Over the stage is suspended brightly coloured individual letters spelling ‘MARVELLOUS’ illuminated with light bulbs (designer Lis Evans). The stage itself is kept bare for most of the time except when furniture and props are needed for a particular scene (including those produced by Real Neil out of the “bag for life” that he carries around).
The neurodiverse cast perform with uninhibited energy. As Real Neil Michael Hugo is superb, capturing some of Baldwin’s way of speaking and physical mannerisms, but more importantly conveying his unaffected enthusiasm and quirky sense of humour. Everyone else multi-roles effectively, including Suzanne Ahmet as the concerned Mary who encourages her son to branch out, Gareth Cassidy hilariously taking on a multitude of accents (not to mention aping Baldwin’s chimpanzee), and Jerone Marsh-Reid athletically executing pratfalls. At the end, it turns out the really real Neil Baldwin – wearing his British Empire Medal – is in attendance and not surprisingly he receives a huge round of applause.

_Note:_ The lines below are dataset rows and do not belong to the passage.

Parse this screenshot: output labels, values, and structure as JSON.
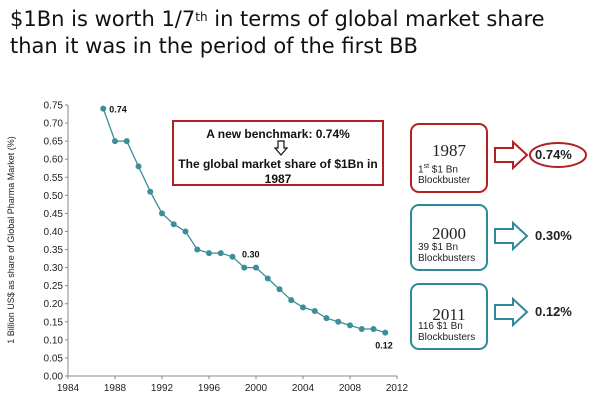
{
  "title": {
    "pre": "$1Bn is worth 1/7",
    "sup": "th",
    "post": " in terms of global market share than it was in the period of the first BB"
  },
  "note": {
    "line1": "A new benchmark: 0.74%",
    "line2": "The global market share of $1Bn in 1987"
  },
  "boxes": [
    {
      "year": "1987",
      "sub_count": "1",
      "sub_sup": "st",
      "sub_rest": " $1 Bn",
      "sub_line2": "Blockbuster",
      "share": "0.74%",
      "color": "#b32024"
    },
    {
      "year": "2000",
      "sub_count": "39",
      "sub_sup": "",
      "sub_rest": " $1 Bn",
      "sub_line2": "Blockbusters",
      "share": "0.30%",
      "color": "#2e8a9a"
    },
    {
      "year": "2011",
      "sub_count": "116",
      "sub_sup": "",
      "sub_rest": " $1 Bn",
      "sub_line2": "Blockbusters",
      "share": "0.12%",
      "color": "#2e8a9a"
    }
  ],
  "chart_data": {
    "type": "line",
    "ylabel": "1 Billion US$ as share of Global Pharma Market (%)",
    "xlim": [
      1984,
      2012
    ],
    "ylim": [
      0,
      0.75
    ],
    "xticks": [
      1984,
      1988,
      1992,
      1996,
      2000,
      2004,
      2008,
      2012
    ],
    "yticks": [
      0.0,
      0.05,
      0.1,
      0.15,
      0.2,
      0.25,
      0.3,
      0.35,
      0.4,
      0.45,
      0.5,
      0.55,
      0.6,
      0.65,
      0.7,
      0.75
    ],
    "x": [
      1987,
      1988,
      1989,
      1990,
      1991,
      1992,
      1993,
      1994,
      1995,
      1996,
      1997,
      1998,
      1999,
      2000,
      2001,
      2002,
      2003,
      2004,
      2005,
      2006,
      2007,
      2008,
      2009,
      2010,
      2011
    ],
    "y": [
      0.74,
      0.65,
      0.65,
      0.58,
      0.51,
      0.45,
      0.42,
      0.4,
      0.35,
      0.34,
      0.34,
      0.33,
      0.3,
      0.3,
      0.27,
      0.24,
      0.21,
      0.19,
      0.18,
      0.16,
      0.15,
      0.14,
      0.13,
      0.13,
      0.12
    ],
    "annotations": [
      {
        "x": 1987,
        "y": 0.74,
        "text": "0.74"
      },
      {
        "x": 2000,
        "y": 0.3,
        "text": "0.30"
      },
      {
        "x": 2011,
        "y": 0.12,
        "text": "0.12"
      }
    ],
    "line_color": "#3c8e98",
    "grid": false
  }
}
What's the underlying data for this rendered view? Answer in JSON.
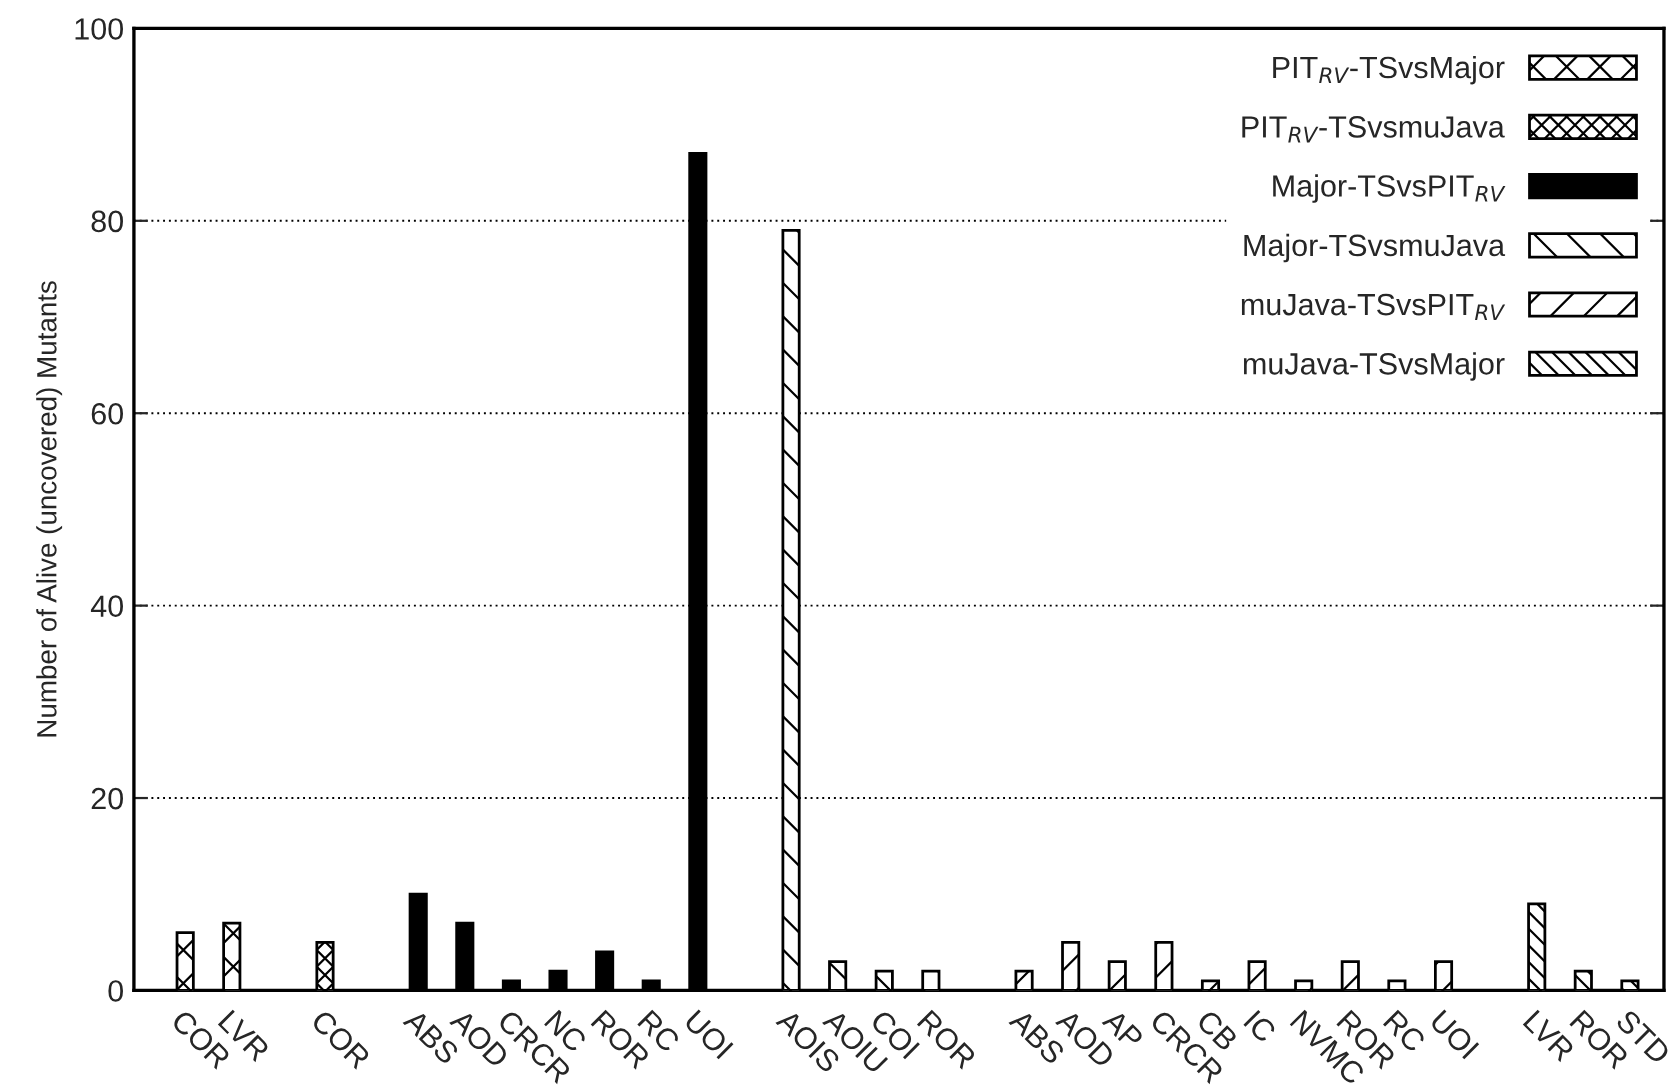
{
  "chart_data": {
    "type": "bar",
    "ylabel": "Number of Alive (uncovered) Mutants",
    "categories": [
      "COR",
      "LVR",
      null,
      "COR",
      null,
      "ABS",
      "AOD",
      "CRCR",
      "NC",
      "ROR",
      "RC",
      "UOI",
      null,
      "AOIS",
      "AOIU",
      "COI",
      "ROR",
      null,
      "ABS",
      "AOD",
      "AP",
      "CRCR",
      "CB",
      "IC",
      "NVMC",
      "ROR",
      "RC",
      "UOI",
      null,
      "LVR",
      "ROR",
      "STD"
    ],
    "series": [
      {
        "name": "PIT$_{RV}$-TSvsMajor",
        "color": "#000000",
        "values": [
          6,
          7,
          null,
          null,
          null,
          null,
          null,
          null,
          null,
          null,
          null,
          null,
          null,
          null,
          null,
          null,
          null,
          null,
          null,
          null,
          null,
          null,
          null,
          null,
          null,
          null,
          null,
          null,
          null,
          null,
          null,
          null
        ]
      },
      {
        "name": "PIT$_{RV}$-TSvsmuJava",
        "color": "#000000",
        "values": [
          null,
          null,
          null,
          5,
          null,
          null,
          null,
          null,
          null,
          null,
          null,
          null,
          null,
          null,
          null,
          null,
          null,
          null,
          null,
          null,
          null,
          null,
          null,
          null,
          null,
          null,
          null,
          null,
          null,
          null,
          null,
          null
        ]
      },
      {
        "name": "Major-TSvsPIT$_{RV}$",
        "color": "#000000",
        "values": [
          null,
          null,
          null,
          null,
          null,
          10,
          7,
          1,
          2,
          4,
          1,
          87,
          null,
          null,
          null,
          null,
          null,
          null,
          null,
          null,
          null,
          null,
          null,
          null,
          null,
          null,
          null,
          null,
          null,
          null,
          null,
          null
        ]
      },
      {
        "name": "Major-TSvsmuJava",
        "color": "#000000",
        "values": [
          null,
          null,
          null,
          null,
          null,
          null,
          null,
          null,
          null,
          null,
          null,
          null,
          null,
          79,
          3,
          2,
          2,
          null,
          null,
          null,
          null,
          null,
          null,
          null,
          null,
          null,
          null,
          null,
          null,
          null,
          null,
          null
        ]
      },
      {
        "name": "muJava-TSvsPIT$_{RV}$",
        "color": "#000000",
        "values": [
          null,
          null,
          null,
          null,
          null,
          null,
          null,
          null,
          null,
          null,
          null,
          null,
          null,
          null,
          null,
          null,
          null,
          null,
          2,
          5,
          3,
          5,
          1,
          3,
          1,
          3,
          1,
          3,
          null,
          null,
          null,
          null
        ]
      },
      {
        "name": "muJava-TSvsMajor",
        "color": "#000000",
        "values": [
          null,
          null,
          null,
          null,
          null,
          null,
          null,
          null,
          null,
          null,
          null,
          null,
          null,
          null,
          null,
          null,
          null,
          null,
          null,
          null,
          null,
          null,
          null,
          null,
          null,
          null,
          null,
          null,
          null,
          9,
          2,
          1
        ]
      }
    ],
    "ylim": [
      0,
      100
    ],
    "yticks": [
      0,
      20,
      40,
      60,
      80,
      100
    ],
    "grid": "y",
    "legend": "top right"
  }
}
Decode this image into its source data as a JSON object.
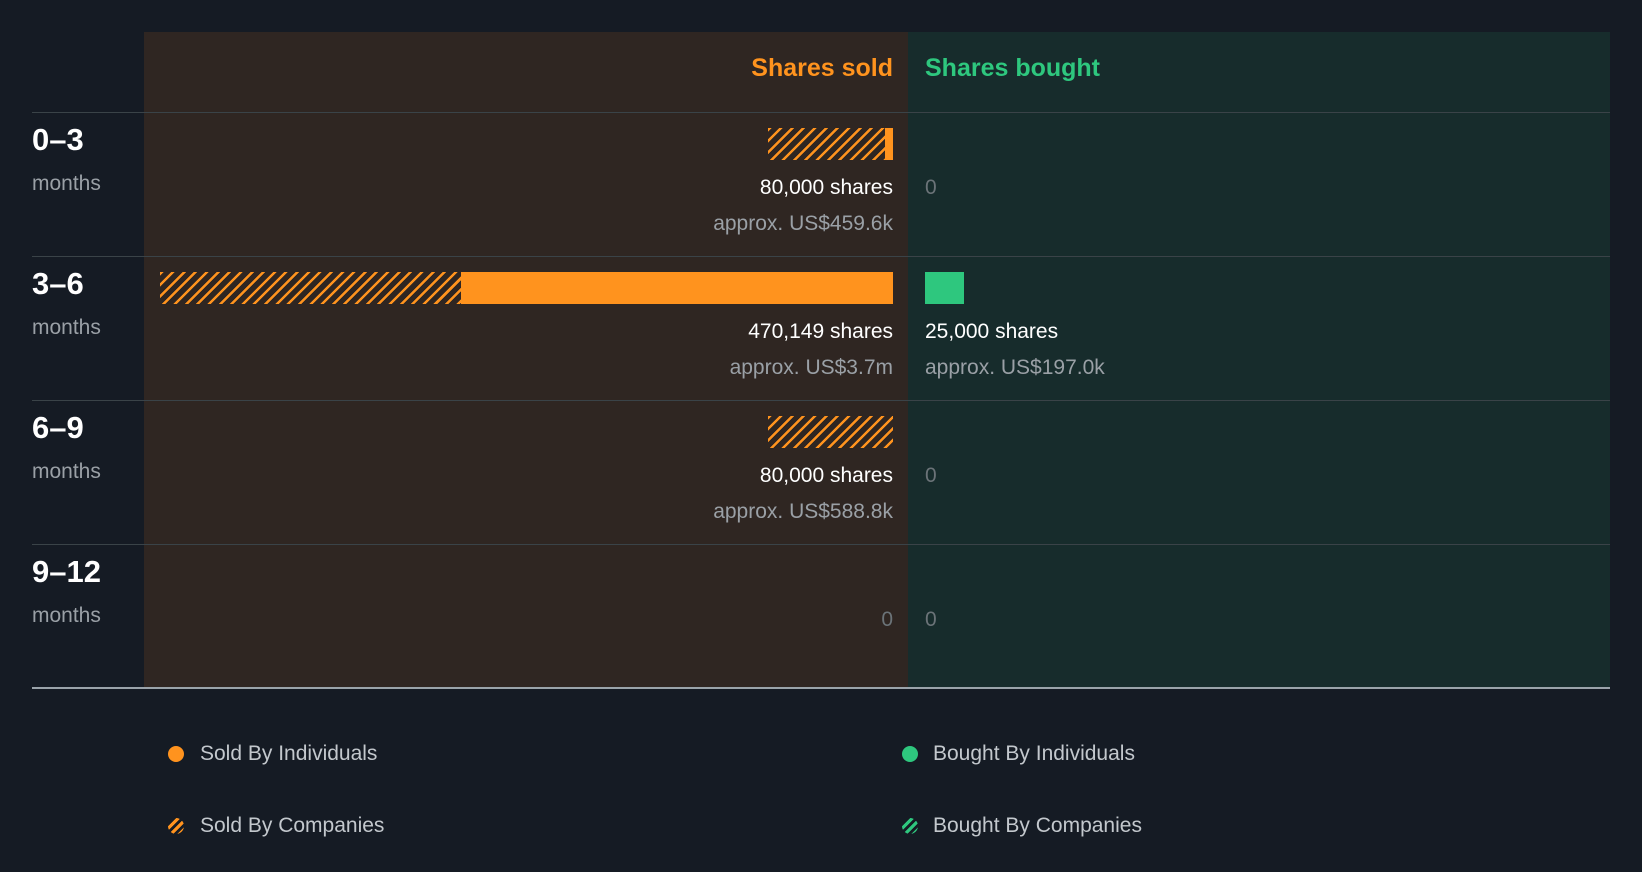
{
  "colors": {
    "sold": "#ff931e",
    "bought": "#2ec77e",
    "background": "#151b24"
  },
  "chart_data": {
    "type": "bar",
    "orientation": "horizontal-diverging",
    "headers": {
      "sold": "Shares sold",
      "bought": "Shares bought"
    },
    "periods": [
      {
        "label": "0–3",
        "unit": "months",
        "sold": {
          "individuals": 5000,
          "companies": 75000,
          "shares_label": "80,000 shares",
          "value_label": "approx. US$459.6k"
        },
        "bought": {
          "individuals": 0,
          "companies": 0,
          "zero_label": "0"
        }
      },
      {
        "label": "3–6",
        "unit": "months",
        "sold": {
          "individuals": 277149,
          "companies": 193000,
          "shares_label": "470,149 shares",
          "value_label": "approx. US$3.7m"
        },
        "bought": {
          "individuals": 25000,
          "companies": 0,
          "shares_label": "25,000 shares",
          "value_label": "approx. US$197.0k"
        }
      },
      {
        "label": "6–9",
        "unit": "months",
        "sold": {
          "individuals": 0,
          "companies": 80000,
          "shares_label": "80,000 shares",
          "value_label": "approx. US$588.8k"
        },
        "bought": {
          "individuals": 0,
          "companies": 0,
          "zero_label": "0"
        }
      },
      {
        "label": "9–12",
        "unit": "months",
        "sold": {
          "individuals": 0,
          "companies": 0,
          "zero_label": "0"
        },
        "bought": {
          "individuals": 0,
          "companies": 0,
          "zero_label": "0"
        }
      }
    ],
    "max_shares": 470149,
    "legend": [
      {
        "label": "Sold By Individuals",
        "style": "solid",
        "side": "sold"
      },
      {
        "label": "Bought By Individuals",
        "style": "solid",
        "side": "bought"
      },
      {
        "label": "Sold By Companies",
        "style": "hatched",
        "side": "sold"
      },
      {
        "label": "Bought By Companies",
        "style": "hatched",
        "side": "bought"
      }
    ]
  }
}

It may seem a bit odd that #sohoplace has opened with a transfer when the intention is to produce plays in-house, but presumably the focus has been on getting the building ready – and Marvellous is a crowd-pleasing debut. However, with new productions of As You Like It (directed by Josie Rourke) and Medea (starring Sophie Okonedo and Ben Daniels, directed by Dominic Cooke) now scheduled, there is much to look forward to at the West End’s newest theatrical asset.